Use the Automation Interface example for this purpose:

TwinCAT.ModuleGenerator.Samples.Show('AutomationInterface')

In the example, a live script is used to show different functions. The section Read and write parameter online values via ADS describes how to read and write online values from a TcCOM. The section Read and change parameter startup value describes how to read and also write startup values.

The new startup values are entered in the TwinCAT configuration on the engineering system. To make the changes available on the runtime system, you must activate the configuration on the system. You can also realize this with the Automation Interface (sysManager.ActivateConfiguration). You can either restart the system directly via Automation Interface (sysManager.StartRestartTwinCAT), or you can let the system run without restarting. At the next start of TwinCAT, the startup values are set and the TcCOM starts up with the new startup values.

2) Retain Data

At TC TcCom Interfaces you can create the model parameters (and also other groups) as DataArea of type Retain Source DataArea. You can then create a retain handler in the TwinCAT configuration and connect it to the DataArea. For details see NOV-RAM and Retain Handler.

	NOV RAM necessary To work with the Retain Handler, you need an IPC/CX with built-in NOV-RAM. The use of an EtherCAT Terminal with NOV-RAM (e.g.

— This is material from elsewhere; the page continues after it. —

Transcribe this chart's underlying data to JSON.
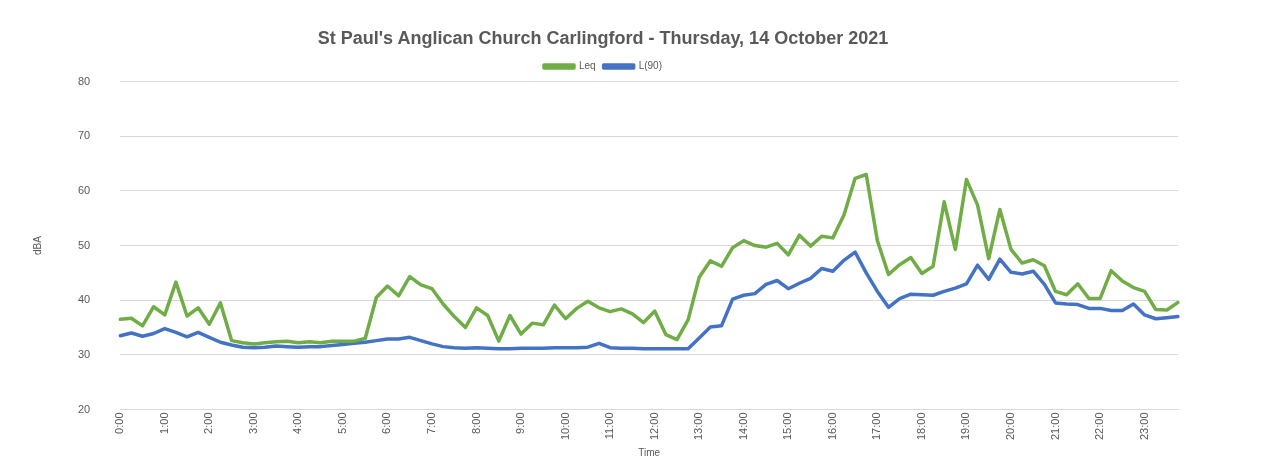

EL6080) is not supported.

3) Persistent Data

You can access persistent data in the TwinCAT 3 PLC without TwinCAT XAE and without NOV-RAM.

	TwinCAT 3 PLC runtime required To use persistent data, you must declare variables as persistent in the PLC.

Persistent data can only be created in the PLC. Therefore, use the PLC to define the data you want to persist. Work with the TcCOM Wrapper FB, for example, to read data from the TcCOM and persist them via the persistent PLC variable. Create a state machine for starting the TcCOM object after a TwinCAT restart in order to write the persisted data back into the TcCOM object before it is called again in the code.